CP: What is your approach to engaging with current affairs in your poetry?

Bradford: Other than the occasional explicit engagement of what’s going on in the most straightforward terms, I don’t know that current affairs are things I engage directly in my poetry. On the page I’m much more concerned with the thinking that brought about what’s going on — the thinking that goes into the structures around us that bring those affairs into being — than I am with what’s going on period.

So, I guess I tend to work to shed light: really, really describe, get closer to a question or two we should be asking. Which I think can offer serious comfort: the way, amidst these complicated, inherently related, super complex crises unfolding around us, sometimes just having a tricky part of the ongoing illuminated in detail for us is a huge relief. Sometimes I just want to be the one to articulate that one thing, because so many poets have done that and continue to do that for me.

Tolu Oloruntoba, nominated for “The Junta of Happenstance”

CP: What is one piece in this collection that you think speaks to our current moment, and why?

Oloruntoba: If I had to define our current moment, I’d say we are in a time characterized by increasing entropy of the social, economic, and political orders that we live in. Yet, or in spite of that, we remain compelled to continue production, consumption, and the maintenance of equity as if the literal world, and the world as we know it, were not ending around us. In this light I’d say “AD79,” which draws a line between the current day and the destruction of Pompeii and other cities by the eruption of Mount Vesuvius in the AD 79, speaks to our moment.
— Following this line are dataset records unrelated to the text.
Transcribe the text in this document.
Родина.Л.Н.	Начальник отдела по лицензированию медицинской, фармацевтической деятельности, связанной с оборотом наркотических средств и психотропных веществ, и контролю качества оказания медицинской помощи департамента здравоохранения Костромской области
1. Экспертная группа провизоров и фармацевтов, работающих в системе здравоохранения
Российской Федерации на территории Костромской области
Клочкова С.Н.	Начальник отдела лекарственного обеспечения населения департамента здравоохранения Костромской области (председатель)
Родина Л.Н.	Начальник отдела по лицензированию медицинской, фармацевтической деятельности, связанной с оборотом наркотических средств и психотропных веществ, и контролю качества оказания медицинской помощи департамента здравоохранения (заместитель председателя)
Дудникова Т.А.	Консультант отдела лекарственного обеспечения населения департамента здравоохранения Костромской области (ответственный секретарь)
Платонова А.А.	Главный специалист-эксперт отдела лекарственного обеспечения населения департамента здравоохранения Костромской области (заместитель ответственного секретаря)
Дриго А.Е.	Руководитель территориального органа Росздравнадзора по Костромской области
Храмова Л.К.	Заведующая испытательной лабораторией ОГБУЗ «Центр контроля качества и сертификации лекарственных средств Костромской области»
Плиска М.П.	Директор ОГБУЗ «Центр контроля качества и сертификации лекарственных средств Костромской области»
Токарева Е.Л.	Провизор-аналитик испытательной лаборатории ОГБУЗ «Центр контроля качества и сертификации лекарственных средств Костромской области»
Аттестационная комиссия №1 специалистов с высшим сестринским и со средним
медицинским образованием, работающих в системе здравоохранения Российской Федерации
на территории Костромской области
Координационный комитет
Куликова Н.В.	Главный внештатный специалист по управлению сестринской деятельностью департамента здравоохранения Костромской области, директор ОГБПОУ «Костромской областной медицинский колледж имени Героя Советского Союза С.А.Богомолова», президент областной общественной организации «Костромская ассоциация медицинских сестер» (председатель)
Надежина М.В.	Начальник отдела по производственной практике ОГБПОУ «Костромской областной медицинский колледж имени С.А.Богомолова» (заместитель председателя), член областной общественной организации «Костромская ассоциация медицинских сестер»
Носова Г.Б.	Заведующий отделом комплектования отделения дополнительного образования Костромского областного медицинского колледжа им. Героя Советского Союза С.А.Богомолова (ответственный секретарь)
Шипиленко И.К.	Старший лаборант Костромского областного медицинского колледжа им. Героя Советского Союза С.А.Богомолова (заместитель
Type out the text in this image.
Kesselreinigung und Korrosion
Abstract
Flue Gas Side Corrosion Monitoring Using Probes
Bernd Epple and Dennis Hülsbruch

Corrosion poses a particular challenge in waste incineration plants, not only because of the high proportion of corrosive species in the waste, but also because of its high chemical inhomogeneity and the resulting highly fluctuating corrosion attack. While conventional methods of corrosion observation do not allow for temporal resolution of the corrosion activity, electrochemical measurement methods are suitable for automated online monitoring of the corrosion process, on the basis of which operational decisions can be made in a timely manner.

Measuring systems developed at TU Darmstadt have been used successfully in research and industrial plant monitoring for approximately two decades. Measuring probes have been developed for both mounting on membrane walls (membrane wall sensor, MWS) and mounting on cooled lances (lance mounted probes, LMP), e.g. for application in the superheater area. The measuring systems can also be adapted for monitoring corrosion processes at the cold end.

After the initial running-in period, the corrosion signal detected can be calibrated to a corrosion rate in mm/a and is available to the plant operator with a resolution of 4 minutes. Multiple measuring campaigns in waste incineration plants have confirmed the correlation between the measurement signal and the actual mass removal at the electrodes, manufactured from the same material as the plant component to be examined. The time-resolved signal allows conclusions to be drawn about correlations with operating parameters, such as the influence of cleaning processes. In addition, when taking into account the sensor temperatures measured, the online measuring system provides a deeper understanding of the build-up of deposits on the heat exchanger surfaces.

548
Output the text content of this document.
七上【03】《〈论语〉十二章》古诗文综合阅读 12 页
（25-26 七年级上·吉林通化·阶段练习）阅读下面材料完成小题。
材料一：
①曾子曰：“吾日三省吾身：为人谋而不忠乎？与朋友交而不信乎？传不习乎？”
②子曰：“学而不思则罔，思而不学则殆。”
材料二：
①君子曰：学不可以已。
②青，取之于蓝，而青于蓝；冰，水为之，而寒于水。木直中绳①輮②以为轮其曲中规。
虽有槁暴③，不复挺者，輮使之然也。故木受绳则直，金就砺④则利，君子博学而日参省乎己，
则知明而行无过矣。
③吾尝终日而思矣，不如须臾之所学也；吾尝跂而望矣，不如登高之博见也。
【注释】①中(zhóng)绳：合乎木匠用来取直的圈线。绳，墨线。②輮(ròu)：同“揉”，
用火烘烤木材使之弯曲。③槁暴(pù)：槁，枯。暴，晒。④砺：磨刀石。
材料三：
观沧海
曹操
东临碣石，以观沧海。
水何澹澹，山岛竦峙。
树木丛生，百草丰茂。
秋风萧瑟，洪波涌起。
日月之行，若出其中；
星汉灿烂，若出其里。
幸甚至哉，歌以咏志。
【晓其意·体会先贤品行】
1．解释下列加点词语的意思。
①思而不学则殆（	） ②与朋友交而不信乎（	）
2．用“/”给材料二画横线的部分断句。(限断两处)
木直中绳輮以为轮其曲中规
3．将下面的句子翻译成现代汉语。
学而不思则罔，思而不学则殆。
CP: What is your approach to engaging with current affairs in your poetry?

Oloruntoba: Whenever I write poems immediately after recent events (especially if they are distressing, as they often are), my output is usually declamatory. And don’t get me wrong, responding to our current dystopia does not require decorum. What I feel, however, is that I need to metabolize and clarify my thoughts about an event to get to the story behind the story, to point out non-apparent associations, and express them in poems that can hopefully hold their own in the world and connect with the reader. That requires time and often (for me) the processing, by my subconscious, of all the material that has been given to me. The poems I write then inadvertently bring me comfort. My hope is that if I have done my job well, they resonate with and bring others comfort, as well.

Some responses have been edited or condensed for clarity.